Consider the health-care mess. It derives, at least in part, from the steeply progressive tax rates and roaring inflation of the 1970s.
Inflation is about as unsettling a policy as there is. Combine it with bracket creep that gives the tax man a bigger chunk of every raise, and you turn wage-earning taxpayers into gerbils running on a wheel, struggling desperately to stay in the same place.
In the '70s, both unions bargaining collectively and individuals bargaining independently tried to beat bracket creep by taking more and more of their compensation in non-taxable benefits, notably greatly expanded health coverage and retirement benefits. From 1970 to 1980, the proportion of total compensation made up by fringe benefits increased by more than 50 percent.
Workers couldn't control their take-home pay—that was in the hands of the government—but they could bank on the security of their fringes.

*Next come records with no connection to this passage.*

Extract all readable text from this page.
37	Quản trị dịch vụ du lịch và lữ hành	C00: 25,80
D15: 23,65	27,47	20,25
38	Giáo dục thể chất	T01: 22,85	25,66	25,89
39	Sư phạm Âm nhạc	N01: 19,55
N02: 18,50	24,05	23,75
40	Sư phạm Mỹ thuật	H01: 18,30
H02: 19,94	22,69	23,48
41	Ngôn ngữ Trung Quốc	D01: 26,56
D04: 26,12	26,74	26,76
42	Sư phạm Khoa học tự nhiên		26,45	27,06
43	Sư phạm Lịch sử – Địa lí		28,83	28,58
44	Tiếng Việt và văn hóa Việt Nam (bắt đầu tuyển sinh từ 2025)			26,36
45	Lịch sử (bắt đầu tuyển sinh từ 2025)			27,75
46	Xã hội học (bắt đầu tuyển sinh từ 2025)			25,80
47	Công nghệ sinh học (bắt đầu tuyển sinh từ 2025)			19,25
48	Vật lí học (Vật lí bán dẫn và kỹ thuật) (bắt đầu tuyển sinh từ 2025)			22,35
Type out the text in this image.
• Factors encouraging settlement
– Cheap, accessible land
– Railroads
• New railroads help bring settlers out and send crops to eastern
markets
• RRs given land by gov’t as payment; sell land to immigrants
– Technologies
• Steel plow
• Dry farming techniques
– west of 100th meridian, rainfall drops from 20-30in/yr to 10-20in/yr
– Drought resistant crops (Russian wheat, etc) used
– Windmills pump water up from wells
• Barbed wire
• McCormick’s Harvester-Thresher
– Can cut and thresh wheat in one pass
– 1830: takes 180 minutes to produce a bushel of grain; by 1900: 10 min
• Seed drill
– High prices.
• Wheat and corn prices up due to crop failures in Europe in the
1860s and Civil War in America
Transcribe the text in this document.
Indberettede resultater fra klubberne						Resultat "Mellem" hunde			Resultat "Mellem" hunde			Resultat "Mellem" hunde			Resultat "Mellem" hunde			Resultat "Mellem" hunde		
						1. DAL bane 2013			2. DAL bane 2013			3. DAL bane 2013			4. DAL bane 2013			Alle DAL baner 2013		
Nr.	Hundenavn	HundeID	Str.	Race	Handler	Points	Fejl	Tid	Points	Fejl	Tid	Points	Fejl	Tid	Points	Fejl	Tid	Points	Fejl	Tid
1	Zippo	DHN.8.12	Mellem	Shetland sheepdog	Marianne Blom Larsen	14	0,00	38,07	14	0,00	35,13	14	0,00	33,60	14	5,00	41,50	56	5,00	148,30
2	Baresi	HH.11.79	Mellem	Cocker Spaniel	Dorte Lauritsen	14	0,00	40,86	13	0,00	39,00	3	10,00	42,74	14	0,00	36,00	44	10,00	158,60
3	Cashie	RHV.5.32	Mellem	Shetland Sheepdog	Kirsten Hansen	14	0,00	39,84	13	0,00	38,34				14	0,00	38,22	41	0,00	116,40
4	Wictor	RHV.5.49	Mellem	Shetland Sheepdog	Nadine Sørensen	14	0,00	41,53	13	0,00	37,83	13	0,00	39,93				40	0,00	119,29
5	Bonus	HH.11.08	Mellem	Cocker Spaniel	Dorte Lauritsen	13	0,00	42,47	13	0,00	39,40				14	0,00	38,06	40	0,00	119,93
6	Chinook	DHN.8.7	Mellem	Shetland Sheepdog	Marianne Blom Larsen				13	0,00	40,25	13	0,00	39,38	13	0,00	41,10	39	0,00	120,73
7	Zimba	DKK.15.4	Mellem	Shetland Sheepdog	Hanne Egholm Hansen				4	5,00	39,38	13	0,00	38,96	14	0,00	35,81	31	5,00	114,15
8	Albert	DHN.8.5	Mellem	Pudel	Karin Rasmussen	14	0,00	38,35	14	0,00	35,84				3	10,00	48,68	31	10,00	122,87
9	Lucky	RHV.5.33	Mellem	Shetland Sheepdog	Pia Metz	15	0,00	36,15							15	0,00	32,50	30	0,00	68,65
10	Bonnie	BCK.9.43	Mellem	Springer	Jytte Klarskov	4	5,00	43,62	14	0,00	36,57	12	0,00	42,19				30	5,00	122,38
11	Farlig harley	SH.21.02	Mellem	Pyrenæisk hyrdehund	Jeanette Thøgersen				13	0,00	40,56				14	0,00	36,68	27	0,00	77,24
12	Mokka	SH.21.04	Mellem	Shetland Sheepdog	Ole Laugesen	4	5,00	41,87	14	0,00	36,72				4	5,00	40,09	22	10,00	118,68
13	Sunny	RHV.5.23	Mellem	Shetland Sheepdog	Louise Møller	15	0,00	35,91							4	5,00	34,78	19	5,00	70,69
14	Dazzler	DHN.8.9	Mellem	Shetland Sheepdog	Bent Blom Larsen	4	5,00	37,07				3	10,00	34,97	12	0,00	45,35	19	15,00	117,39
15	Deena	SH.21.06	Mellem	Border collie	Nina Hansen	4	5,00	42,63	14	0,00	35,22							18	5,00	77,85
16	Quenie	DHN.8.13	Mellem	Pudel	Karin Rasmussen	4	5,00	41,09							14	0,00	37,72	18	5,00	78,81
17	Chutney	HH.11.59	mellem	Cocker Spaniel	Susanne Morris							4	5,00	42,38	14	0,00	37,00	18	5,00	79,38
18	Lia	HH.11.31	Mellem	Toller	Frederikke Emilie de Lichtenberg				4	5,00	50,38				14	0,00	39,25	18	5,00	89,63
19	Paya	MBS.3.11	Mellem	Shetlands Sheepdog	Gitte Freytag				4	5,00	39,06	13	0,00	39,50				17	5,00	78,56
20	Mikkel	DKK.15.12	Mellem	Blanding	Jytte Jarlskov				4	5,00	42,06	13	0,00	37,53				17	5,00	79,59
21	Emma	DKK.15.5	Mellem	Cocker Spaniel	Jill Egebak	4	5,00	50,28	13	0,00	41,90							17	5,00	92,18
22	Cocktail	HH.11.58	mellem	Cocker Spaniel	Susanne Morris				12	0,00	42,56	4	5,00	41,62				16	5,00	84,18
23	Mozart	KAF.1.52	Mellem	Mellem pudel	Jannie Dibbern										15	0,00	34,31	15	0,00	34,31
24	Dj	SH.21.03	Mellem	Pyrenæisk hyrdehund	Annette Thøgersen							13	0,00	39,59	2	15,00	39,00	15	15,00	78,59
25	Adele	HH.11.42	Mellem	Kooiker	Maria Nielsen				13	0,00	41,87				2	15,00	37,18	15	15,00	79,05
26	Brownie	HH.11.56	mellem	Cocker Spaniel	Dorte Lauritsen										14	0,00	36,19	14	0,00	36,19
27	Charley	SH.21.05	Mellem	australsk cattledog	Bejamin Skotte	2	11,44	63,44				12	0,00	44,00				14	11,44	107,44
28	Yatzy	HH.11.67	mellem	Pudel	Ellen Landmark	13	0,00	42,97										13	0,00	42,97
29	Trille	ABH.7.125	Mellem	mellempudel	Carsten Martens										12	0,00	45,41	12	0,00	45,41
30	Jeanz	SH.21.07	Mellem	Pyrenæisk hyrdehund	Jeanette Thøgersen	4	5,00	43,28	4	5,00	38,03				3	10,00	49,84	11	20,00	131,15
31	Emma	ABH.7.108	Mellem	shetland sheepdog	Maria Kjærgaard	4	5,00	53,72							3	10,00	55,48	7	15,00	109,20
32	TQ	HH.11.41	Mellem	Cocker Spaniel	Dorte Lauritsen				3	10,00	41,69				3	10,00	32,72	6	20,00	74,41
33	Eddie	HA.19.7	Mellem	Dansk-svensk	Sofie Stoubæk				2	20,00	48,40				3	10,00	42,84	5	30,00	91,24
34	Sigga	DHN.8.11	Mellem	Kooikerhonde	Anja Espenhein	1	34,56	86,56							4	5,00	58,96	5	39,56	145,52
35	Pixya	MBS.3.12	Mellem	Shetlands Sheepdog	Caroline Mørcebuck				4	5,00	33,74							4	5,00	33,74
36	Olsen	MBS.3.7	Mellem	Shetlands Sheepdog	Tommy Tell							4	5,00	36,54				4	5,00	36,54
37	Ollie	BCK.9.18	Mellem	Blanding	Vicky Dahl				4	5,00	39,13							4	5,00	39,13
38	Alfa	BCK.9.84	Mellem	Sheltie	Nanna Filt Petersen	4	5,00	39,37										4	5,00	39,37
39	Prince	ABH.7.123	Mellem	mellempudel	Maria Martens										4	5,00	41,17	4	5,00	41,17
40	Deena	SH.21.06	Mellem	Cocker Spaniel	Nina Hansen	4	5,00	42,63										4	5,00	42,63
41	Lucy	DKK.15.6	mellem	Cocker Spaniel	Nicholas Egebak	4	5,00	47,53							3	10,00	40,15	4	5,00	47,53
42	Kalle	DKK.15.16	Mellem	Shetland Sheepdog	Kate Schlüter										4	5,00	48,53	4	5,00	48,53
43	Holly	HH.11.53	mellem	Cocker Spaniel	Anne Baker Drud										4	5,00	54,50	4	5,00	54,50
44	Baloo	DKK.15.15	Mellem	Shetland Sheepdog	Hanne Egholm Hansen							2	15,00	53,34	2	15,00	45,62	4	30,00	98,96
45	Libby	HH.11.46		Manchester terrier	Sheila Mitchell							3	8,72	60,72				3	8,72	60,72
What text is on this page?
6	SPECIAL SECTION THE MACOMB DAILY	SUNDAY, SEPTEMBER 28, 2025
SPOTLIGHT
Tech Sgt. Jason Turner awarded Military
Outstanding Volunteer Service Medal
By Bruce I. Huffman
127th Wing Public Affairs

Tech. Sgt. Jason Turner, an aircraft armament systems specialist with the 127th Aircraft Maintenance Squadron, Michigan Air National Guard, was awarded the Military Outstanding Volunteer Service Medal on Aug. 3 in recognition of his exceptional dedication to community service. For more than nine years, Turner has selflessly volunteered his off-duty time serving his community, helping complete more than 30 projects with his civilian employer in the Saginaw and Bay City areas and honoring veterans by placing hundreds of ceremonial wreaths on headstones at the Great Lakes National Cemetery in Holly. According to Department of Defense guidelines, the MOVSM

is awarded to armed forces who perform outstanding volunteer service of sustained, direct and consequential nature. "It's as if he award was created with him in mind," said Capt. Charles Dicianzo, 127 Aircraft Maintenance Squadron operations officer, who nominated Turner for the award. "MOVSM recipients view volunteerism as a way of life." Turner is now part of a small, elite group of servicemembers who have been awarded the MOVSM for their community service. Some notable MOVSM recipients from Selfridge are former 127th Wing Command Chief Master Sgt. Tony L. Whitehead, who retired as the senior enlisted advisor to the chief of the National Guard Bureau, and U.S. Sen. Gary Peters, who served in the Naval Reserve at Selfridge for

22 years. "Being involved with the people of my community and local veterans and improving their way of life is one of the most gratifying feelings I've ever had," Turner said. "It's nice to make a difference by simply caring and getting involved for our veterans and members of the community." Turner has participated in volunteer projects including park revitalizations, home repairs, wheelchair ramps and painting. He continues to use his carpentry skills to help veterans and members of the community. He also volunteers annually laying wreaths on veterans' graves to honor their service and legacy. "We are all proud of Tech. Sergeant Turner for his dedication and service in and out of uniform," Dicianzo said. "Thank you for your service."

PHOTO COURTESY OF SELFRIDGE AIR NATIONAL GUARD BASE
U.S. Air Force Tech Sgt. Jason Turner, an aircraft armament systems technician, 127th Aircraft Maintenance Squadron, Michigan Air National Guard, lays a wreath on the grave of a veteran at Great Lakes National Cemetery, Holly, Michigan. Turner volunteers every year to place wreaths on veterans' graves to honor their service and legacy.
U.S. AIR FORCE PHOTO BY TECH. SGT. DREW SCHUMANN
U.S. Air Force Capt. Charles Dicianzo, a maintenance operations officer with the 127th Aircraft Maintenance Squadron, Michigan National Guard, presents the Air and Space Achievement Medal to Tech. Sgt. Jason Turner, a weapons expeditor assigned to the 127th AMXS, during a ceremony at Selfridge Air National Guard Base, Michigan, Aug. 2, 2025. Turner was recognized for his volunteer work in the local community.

And now, of course, we find big companies unable to keep their pension and retiree health-insurance promises. And we're stuck with a health-care system in which patients have no incentive to watch costs.
The Clinton administration promises to fix all that with its own health-care plan, which will not include the critical reform of taxing health benefits as income. Unless Hillary Clinton and her team undergo a radical change of attitude, we can expect further turbulence ahead—the turbulence created as price controls ripple through the medical system.
"The world is interconnected in a lot of ways. Once you change prices in one area, it has effects that you can't foresee," Harvard economist Gregory Mankiw told The Washington Post in this context. "That is why central planning in the Soviet Union broke down. I don't think Clinton planners will be any better than planners were in the Nixon era or in the Soviet Union."
The Clinton administration loves planning; that is its uniting ideology, the one consistency in an otherwise inconsistent administration. Unfortunately, as Thomas Sowell has aptly noted, "What is politically defined as economic 'planning' is the forcible superseding of other people's plans by government officials." For the next four years at least, all our plans may be grounded in Washington.